Welch's Law — dominant or market essential, lean or special: Hospitals, health systems, physician practices and surgery centers

There is a "law" that I will call "Welch's Law." Jack Welch famously said of GE, "We need to be first or second in a market or not compete in that market." While this concept may have gotten water downed over the years, recognition of its importance seems to be making a dramatic comeback. In technology, in phone systems, in electronic retail and e-commerce, it has never been truer than it is today that being first or second gives you a dramatic advantage in profitability and revenues. In healthcare, this rings quite true. 

In my own view, you ultimately have three core choices to be successful in business, whether as a healthcare system, practice or surgery center. First, a system, practice or company should aim to be "dominant" and/or needed in its market. Anti-trust lawyers have moved this concept of "dominant" to the word choice "market essential." Whatever you want to call it, for offering services to patients, payers or recruiting talent, it seems to pay to be dominant. Throughout the country, we see scattered chains that don't do very well. In contrast, those same chains in markets where they are "market essential" earn disproportionate profits compared to their other markets. 
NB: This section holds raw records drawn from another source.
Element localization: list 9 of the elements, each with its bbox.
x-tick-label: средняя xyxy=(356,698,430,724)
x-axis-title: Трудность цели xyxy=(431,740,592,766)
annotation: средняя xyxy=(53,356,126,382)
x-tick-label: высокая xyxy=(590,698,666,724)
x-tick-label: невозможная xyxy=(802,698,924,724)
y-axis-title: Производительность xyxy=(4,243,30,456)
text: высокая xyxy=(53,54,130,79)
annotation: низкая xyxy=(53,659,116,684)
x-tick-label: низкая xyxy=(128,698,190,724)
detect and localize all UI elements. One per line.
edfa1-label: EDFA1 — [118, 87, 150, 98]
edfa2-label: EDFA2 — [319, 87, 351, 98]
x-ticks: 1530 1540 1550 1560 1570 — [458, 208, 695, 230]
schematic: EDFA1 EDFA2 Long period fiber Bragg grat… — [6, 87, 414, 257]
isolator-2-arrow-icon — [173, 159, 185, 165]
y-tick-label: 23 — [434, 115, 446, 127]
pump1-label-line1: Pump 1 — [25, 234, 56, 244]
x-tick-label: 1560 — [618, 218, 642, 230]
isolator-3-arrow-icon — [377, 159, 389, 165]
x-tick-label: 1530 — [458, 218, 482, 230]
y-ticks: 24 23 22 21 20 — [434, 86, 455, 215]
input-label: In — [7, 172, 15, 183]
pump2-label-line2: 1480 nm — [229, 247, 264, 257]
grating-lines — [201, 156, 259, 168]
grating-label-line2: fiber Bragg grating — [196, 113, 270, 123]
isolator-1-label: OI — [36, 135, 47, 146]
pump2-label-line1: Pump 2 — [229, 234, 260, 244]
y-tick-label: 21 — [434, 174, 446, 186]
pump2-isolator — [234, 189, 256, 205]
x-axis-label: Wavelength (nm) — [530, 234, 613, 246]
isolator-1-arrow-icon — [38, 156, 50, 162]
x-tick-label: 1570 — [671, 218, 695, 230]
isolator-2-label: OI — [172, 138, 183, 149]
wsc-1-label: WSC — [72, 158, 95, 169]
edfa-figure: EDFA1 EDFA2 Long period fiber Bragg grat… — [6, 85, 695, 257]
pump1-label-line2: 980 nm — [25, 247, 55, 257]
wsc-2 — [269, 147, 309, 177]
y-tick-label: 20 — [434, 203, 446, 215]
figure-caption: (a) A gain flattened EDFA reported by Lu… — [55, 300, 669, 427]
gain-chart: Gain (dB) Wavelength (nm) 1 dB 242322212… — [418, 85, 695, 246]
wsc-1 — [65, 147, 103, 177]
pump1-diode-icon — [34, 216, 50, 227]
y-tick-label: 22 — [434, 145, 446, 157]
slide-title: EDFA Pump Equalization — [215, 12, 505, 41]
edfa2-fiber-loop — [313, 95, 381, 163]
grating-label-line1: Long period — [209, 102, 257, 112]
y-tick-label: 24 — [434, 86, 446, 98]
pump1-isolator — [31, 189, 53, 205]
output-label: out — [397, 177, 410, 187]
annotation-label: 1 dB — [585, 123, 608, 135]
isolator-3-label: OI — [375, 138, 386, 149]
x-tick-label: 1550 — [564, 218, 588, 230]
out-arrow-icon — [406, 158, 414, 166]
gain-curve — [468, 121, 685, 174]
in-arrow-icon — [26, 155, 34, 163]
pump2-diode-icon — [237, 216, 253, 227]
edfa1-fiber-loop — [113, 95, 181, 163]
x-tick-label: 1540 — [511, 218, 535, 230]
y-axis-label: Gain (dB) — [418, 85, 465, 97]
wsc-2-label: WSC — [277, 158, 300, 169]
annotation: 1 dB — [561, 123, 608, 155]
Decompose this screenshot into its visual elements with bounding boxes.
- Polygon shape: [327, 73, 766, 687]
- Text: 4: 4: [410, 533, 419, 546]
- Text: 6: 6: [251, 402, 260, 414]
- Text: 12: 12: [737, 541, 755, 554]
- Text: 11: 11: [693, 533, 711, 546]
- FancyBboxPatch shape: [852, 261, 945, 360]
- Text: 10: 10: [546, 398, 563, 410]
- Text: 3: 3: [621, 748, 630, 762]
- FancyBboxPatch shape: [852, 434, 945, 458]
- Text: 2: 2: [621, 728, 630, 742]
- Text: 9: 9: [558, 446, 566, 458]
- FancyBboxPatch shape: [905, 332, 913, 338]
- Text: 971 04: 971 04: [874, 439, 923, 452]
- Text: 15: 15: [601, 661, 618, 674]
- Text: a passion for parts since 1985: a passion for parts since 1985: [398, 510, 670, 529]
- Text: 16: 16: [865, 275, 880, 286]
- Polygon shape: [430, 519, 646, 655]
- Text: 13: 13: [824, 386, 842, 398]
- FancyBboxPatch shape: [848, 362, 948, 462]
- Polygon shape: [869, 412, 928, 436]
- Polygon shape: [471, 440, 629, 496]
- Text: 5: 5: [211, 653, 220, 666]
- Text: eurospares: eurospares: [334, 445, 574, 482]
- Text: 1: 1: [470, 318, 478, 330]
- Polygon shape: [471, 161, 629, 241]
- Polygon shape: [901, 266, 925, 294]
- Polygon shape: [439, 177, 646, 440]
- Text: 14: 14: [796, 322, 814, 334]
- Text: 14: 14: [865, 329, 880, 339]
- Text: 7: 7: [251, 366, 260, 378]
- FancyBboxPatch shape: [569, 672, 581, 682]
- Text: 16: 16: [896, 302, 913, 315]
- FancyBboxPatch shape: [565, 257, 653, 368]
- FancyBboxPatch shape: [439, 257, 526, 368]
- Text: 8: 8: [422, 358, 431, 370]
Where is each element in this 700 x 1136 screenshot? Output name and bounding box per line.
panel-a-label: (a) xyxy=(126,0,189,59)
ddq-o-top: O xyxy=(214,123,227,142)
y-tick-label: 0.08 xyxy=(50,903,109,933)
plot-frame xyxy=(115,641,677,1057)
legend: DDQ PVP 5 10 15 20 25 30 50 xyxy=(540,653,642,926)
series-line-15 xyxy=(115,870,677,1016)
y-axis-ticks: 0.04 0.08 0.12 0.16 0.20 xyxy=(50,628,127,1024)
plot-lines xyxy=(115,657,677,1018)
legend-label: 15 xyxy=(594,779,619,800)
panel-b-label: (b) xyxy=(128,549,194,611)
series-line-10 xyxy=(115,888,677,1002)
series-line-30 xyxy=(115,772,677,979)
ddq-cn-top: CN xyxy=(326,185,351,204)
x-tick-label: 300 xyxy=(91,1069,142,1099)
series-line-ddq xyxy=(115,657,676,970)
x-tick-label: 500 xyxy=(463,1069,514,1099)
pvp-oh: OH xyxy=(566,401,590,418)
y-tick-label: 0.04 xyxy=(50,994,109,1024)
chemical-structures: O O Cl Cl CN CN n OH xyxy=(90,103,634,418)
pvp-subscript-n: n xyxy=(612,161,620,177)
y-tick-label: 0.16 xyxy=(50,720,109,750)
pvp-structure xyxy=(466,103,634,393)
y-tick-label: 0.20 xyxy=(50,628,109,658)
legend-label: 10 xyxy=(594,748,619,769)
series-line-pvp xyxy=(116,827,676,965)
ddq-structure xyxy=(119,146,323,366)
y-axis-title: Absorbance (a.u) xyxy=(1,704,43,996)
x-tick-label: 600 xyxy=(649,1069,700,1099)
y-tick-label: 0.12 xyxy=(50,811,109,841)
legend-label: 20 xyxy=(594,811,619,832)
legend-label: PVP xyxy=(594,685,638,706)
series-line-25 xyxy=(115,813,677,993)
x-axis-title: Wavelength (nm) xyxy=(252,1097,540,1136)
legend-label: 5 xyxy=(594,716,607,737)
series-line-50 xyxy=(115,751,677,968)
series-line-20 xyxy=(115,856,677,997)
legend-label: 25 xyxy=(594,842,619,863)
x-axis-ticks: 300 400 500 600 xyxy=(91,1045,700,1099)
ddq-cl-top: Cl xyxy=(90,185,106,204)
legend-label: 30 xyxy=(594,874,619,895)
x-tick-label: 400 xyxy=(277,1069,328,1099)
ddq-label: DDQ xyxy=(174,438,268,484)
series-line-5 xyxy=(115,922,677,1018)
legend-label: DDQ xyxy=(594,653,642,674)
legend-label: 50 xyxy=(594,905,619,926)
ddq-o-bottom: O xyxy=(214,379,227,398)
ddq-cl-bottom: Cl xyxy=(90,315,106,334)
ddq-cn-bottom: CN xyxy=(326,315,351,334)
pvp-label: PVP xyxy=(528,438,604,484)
Second, you can be super lean. This has often been the recipe for business in its later days where it is trying to reap cash for a practice that is trying to hold on through retirement and so forth. It has also been a long-term method of profitability for some practices, surgery centers and hospitals. At the same time, given the cost of operations today, it has become more difficult to be "so lean" that this itself can be a business strategy. Further, the market doesn't seem to pay you for being so lean. Lean is important. However, as an absolute core market strategy, we think it is secondary to being dominant or market essential. 

Third — and this is very difficult — a system, surgery center or practice can be so uniquely excellent in something that it has a special market position and can continue to make money off of that type of position. However, as information and best practices become shared so quickly, it is harder to have such a unique advantage of being so great in something that there is no one else to visit for it. It also takes great resources and discipline to maintain and improve this position.  Thus, you end up much more in a situation where you aim to be dominant and rationally lean.